Aujourd’hui chercheur et enseignant, Séni Kouanda, alors étudiant en 4e année de médecine, était le président de l’Association Nationale des Etudiants Burkinabè (ANEB) quand la répression s’est abattue sur eux lors de la grève de mai 1990. C’est au cours de cette répression que Dabo Boukary sera arrêté et disparaîtra pour toujours. Pour Séni Kouanda, l’inculpation le 9 janvier 2017 du colonel Mamadou Bamba par le tribunal militaire, dans le cadre de ce dossier, est un pas vers la manifestation de la vérité.
Que savez-vous du dossier Dabo Boukary ?
Dabo Boukary était étudiant en 7eme année de médecine. C’était un ainé, un camarade qui avait une grande expérience dans la lutte de par son parcours universitaire. Suite à la lutte menée par la corporation ANEB de l’ISN-IDR (actuellement UFR SVT), le comité exécutif de l’ANEB, la direction de la corporation, un certain nombre de militants ANEB ont été exclus de l’Université de Ouagadougou le 15 mai 1990.

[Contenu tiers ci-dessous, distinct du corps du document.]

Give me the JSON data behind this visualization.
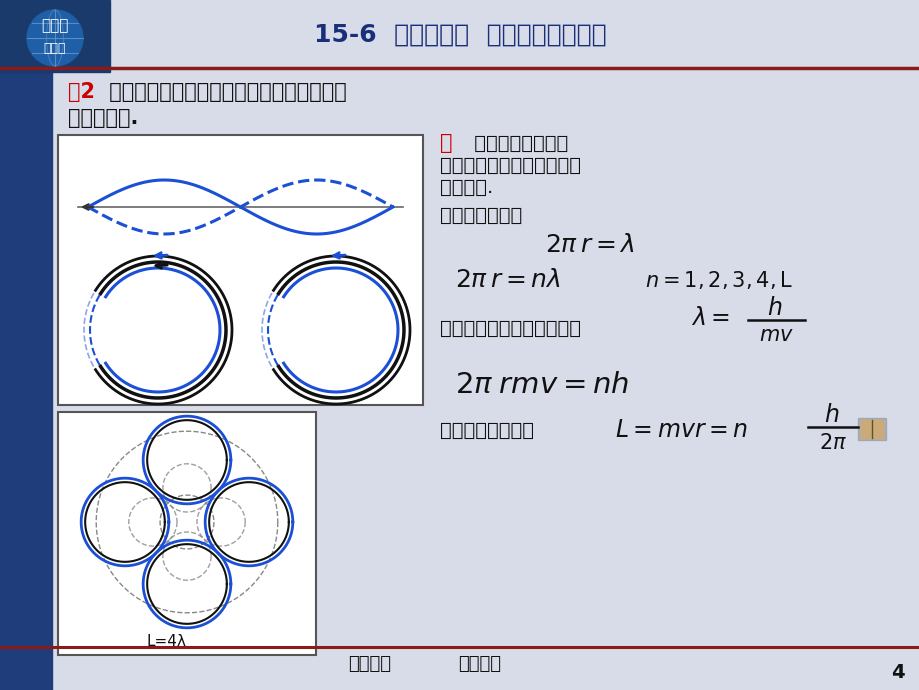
{
  "title": "15-6  德布罗意波  实物粒子的二象性",
  "subtitle_top": "物理学",
  "subtitle_bot": "第五版",
  "example_label": "例2",
  "example_text1": " 从德布罗意波导出氢原子波尔理论中角动量",
  "example_text2": "量子化条件.",
  "sol_label": "解",
  "sol_text1": " 两端固定的弦，若",
  "sol_text2": "其长度等于波长则可形成稳",
  "sol_text3": "定的驻波.",
  "text_bend": "将弦弯曲成圆时",
  "text_de": "电子绕核运动德布罗意波长",
  "text_angular": "角动量量子化条件",
  "footer_left": "第十五章",
  "footer_right": "量子物理",
  "page_num": "4",
  "label_L4": "L=4λ",
  "slide_bg": "#d8dce8",
  "left_bar": "#1e3d7a",
  "title_color": "#1a2f7a",
  "red_color": "#cc0000",
  "body_color": "#111111",
  "blue_color": "#1a4fd6",
  "dark_color": "#111111",
  "footer_line": "#8b1a1a",
  "box_bg": "#ffffff",
  "box_edge": "#555555",
  "globe_bg": "#1a3a6b",
  "globe_circle": "#1e5fa8"
}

Après cette décision du ministre des enseignements secondaire, supérieur et de la recherche, Mouhoussine Nacro, les étudiants vont répliquer par une marche sur le rectorat suivie d’une grève. L’université allait par la suite être occupée par les forces de l’ordre et les dirigeants de l’ANEB recherchés. Nous sommes donc rentrés dans la clandestinité.
C’est dans ce contexte de répression généralisée contre l’ANEB que notre camarade a été arrêté le 19 Mai 1990 et conduit au conseil de l’Entente où il fut assassiné. Depuis lors, malgré les manifestations, nous n’avons plus eu aucune nouvelle : ni une déclaration officielle de son décès, ni l’indication du lieu où il a été enterré.

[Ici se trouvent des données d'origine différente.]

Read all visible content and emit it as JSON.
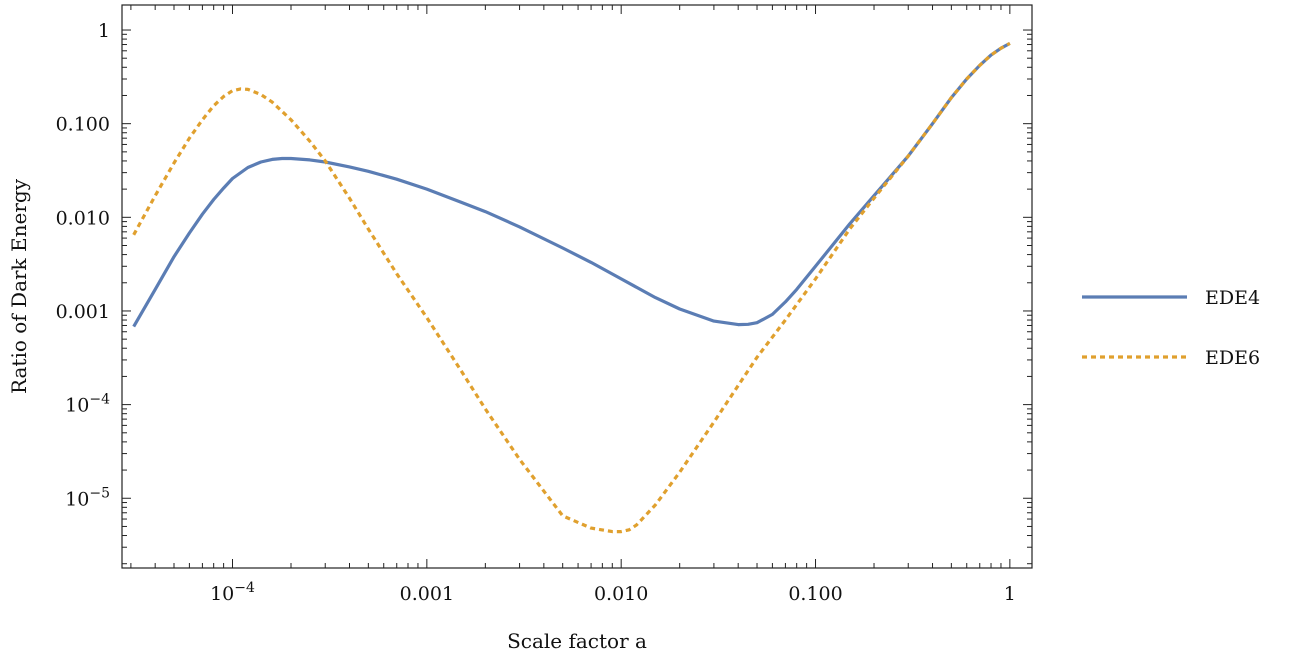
{
  "chart_data": {
    "type": "line",
    "xlabel": "Scale factor a",
    "ylabel": "Ratio of Dark Energy",
    "xscale": "log",
    "yscale": "log",
    "xlim": [
      2.7e-05,
      1.3
    ],
    "ylim": [
      1.8e-06,
      1.85
    ],
    "grid": false,
    "legend_position": "right",
    "x_ticks": [
      {
        "value": 0.0001,
        "base": "10",
        "exp": "−4"
      },
      {
        "value": 0.001,
        "label": "0.001"
      },
      {
        "value": 0.01,
        "label": "0.010"
      },
      {
        "value": 0.1,
        "label": "0.100"
      },
      {
        "value": 1,
        "label": "1"
      }
    ],
    "y_ticks": [
      {
        "value": 1e-05,
        "base": "10",
        "exp": "−5"
      },
      {
        "value": 0.0001,
        "base": "10",
        "exp": "−4"
      },
      {
        "value": 0.001,
        "label": "0.001"
      },
      {
        "value": 0.01,
        "label": "0.010"
      },
      {
        "value": 0.1,
        "label": "0.100"
      },
      {
        "value": 1,
        "label": "1"
      }
    ],
    "series": [
      {
        "name": "EDE4",
        "color": "#5b7db4",
        "dash": "solid",
        "x": [
          3.1e-05,
          4e-05,
          5e-05,
          6e-05,
          7e-05,
          8e-05,
          9e-05,
          0.0001,
          0.00012,
          0.00014,
          0.00016,
          0.00018,
          0.0002,
          0.00025,
          0.0003,
          0.0004,
          0.0005,
          0.0007,
          0.001,
          0.0015,
          0.002,
          0.003,
          0.005,
          0.007,
          0.01,
          0.015,
          0.02,
          0.03,
          0.04,
          0.045,
          0.05,
          0.06,
          0.07,
          0.08,
          0.1,
          0.15,
          0.2,
          0.3,
          0.4,
          0.5,
          0.6,
          0.7,
          0.8,
          0.9,
          1.0
        ],
        "y": [
          0.00068,
          0.0017,
          0.0038,
          0.0068,
          0.0108,
          0.0155,
          0.0205,
          0.026,
          0.034,
          0.039,
          0.0415,
          0.0425,
          0.0425,
          0.041,
          0.039,
          0.0345,
          0.031,
          0.0255,
          0.02,
          0.0145,
          0.0115,
          0.0079,
          0.0047,
          0.0033,
          0.0022,
          0.00139,
          0.00105,
          0.00078,
          0.000715,
          0.00072,
          0.00075,
          0.00092,
          0.00125,
          0.0017,
          0.003,
          0.0085,
          0.017,
          0.045,
          0.1,
          0.19,
          0.3,
          0.42,
          0.54,
          0.64,
          0.72
        ]
      },
      {
        "name": "EDE6",
        "color": "#e0a02e",
        "dash": "dashed",
        "x": [
          3.1e-05,
          4e-05,
          5e-05,
          6e-05,
          7e-05,
          8e-05,
          9e-05,
          0.0001,
          0.00011,
          0.00012,
          0.00014,
          0.00016,
          0.0002,
          0.00025,
          0.0003,
          0.0004,
          0.0005,
          0.0007,
          0.001,
          0.0015,
          0.002,
          0.003,
          0.005,
          0.007,
          0.009,
          0.01,
          0.011,
          0.012,
          0.015,
          0.02,
          0.03,
          0.04,
          0.05,
          0.07,
          0.1,
          0.15,
          0.2,
          0.3,
          0.4,
          0.5,
          0.6,
          0.7,
          0.8,
          0.9,
          1.0
        ],
        "y": [
          0.0065,
          0.017,
          0.038,
          0.07,
          0.11,
          0.155,
          0.195,
          0.225,
          0.235,
          0.232,
          0.205,
          0.17,
          0.11,
          0.065,
          0.04,
          0.016,
          0.0075,
          0.0025,
          0.00085,
          0.00023,
          9e-05,
          2.6e-05,
          6.5e-06,
          4.8e-06,
          4.4e-06,
          4.4e-06,
          4.6e-06,
          5.2e-06,
          8.5e-06,
          1.9e-05,
          6.5e-05,
          0.00016,
          0.00032,
          0.0008,
          0.0022,
          0.0075,
          0.016,
          0.045,
          0.1,
          0.19,
          0.3,
          0.42,
          0.54,
          0.64,
          0.72
        ]
      }
    ]
  }
}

Nous avons été convoqué en 2013 (si ma mémoire est bonne) au palais de justice où nous avons témoigné et puis après, plus rien.
Comment avez-vous accueilli l’inculpation de Mamadou Bamba dans ce dossier ?

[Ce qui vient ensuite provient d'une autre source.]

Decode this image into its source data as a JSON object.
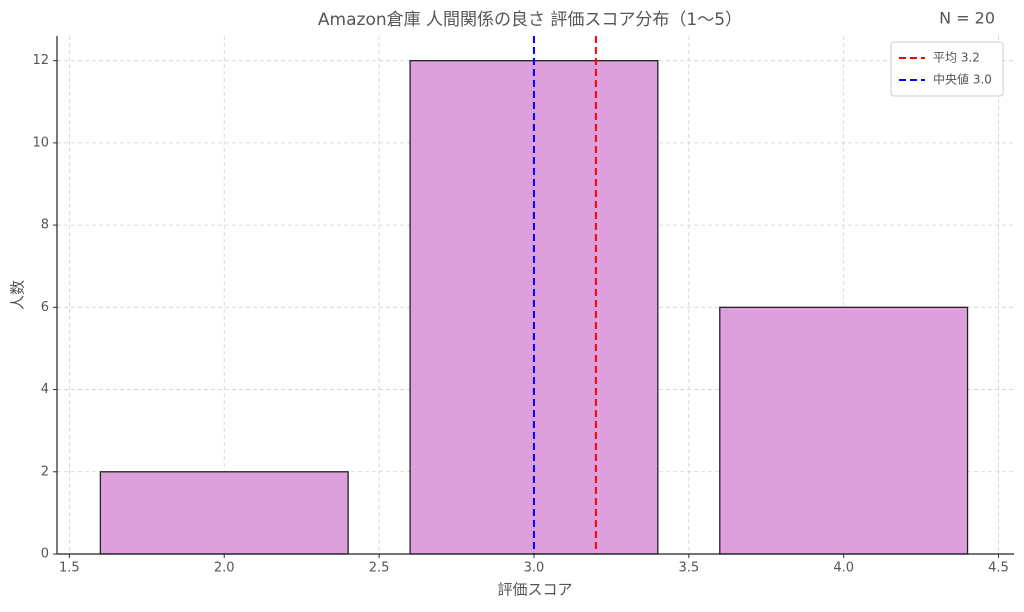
{
  "chart_data": {
    "type": "bar",
    "title": "Amazon倉庫 人間関係の良さ 評価スコア分布（1〜5）",
    "annotation": "N = 20",
    "x_label": "評価スコア",
    "y_label": "人数",
    "x": [
      2,
      3,
      4
    ],
    "values": [
      2,
      12,
      6
    ],
    "color": "#dda0dd",
    "lines": [
      {
        "name": "平均 3.2",
        "value": 3.2,
        "color": "#ff0000"
      },
      {
        "name": "中央値 3.0",
        "value": 3.0,
        "color": "#0000ff"
      }
    ],
    "xlim": [
      1.46,
      4.55
    ],
    "xticks": [
      1.5,
      {
        "value": 2,
        "label": "2.0"
      },
      2.5,
      {
        "value": 3,
        "label": "3.0"
      },
      3.5,
      {
        "value": 4,
        "label": "4.0"
      },
      4.5
    ],
    "ylim": [
      0,
      12.6
    ],
    "yticks": [
      0,
      2,
      4,
      6,
      8,
      10,
      12
    ],
    "grid": true,
    "legend": "upper right"
  }
}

Bamba Mamadou était le délégué des comités révolutionnaires (CR) de l’université de Ouagadougou. Ce sont eux qui ont exécuté la répression envers les étudiants en appui aux militaires du Conseil. Par exemple, Bamba était dans la voiture des militaires qui se sont rendus dans mon domicile. Lui comme ses acolytes étant étudiants savaient là où les militants de l’ANEB logeaient. Son arrestation donc est un pas vers la manifestation de la vérité. En tout cas je l’espère.
Cela fait 27 ans que nous attendons que la vérité se fasse jour, qu’on puisse situer les responsabilités des uns et des autres, qu’on puisse enfin indiquer la tombe de Dabo, que les sanctions appropriées puissent être prises. Que Dabo puisse reposer enfin en paix.
Cette inculpation peut-elle faire avancer le dossier ?
Je pense que son inculpation devrait pouvoir faire avancer le dossier ; nous attendons donc d’autres inculpations de tous ceux qui étaient dans la hiérarchie du Conseil, mais aussi de leurs pendants civils qui sont intervenus sur le campus.
Comment voyez-vous les perspectives du dossier ?
Grâce au combat que notre peuple a mené, l’indépendance de la magistrature est affirmée. Les magistrats doivent s’assumer et notre peuple va les soutenir. Notre peuple doit rester vigilant pour que le dossier Dabo, comme tous les autres dossiers encore pendants, soient enfin jugés.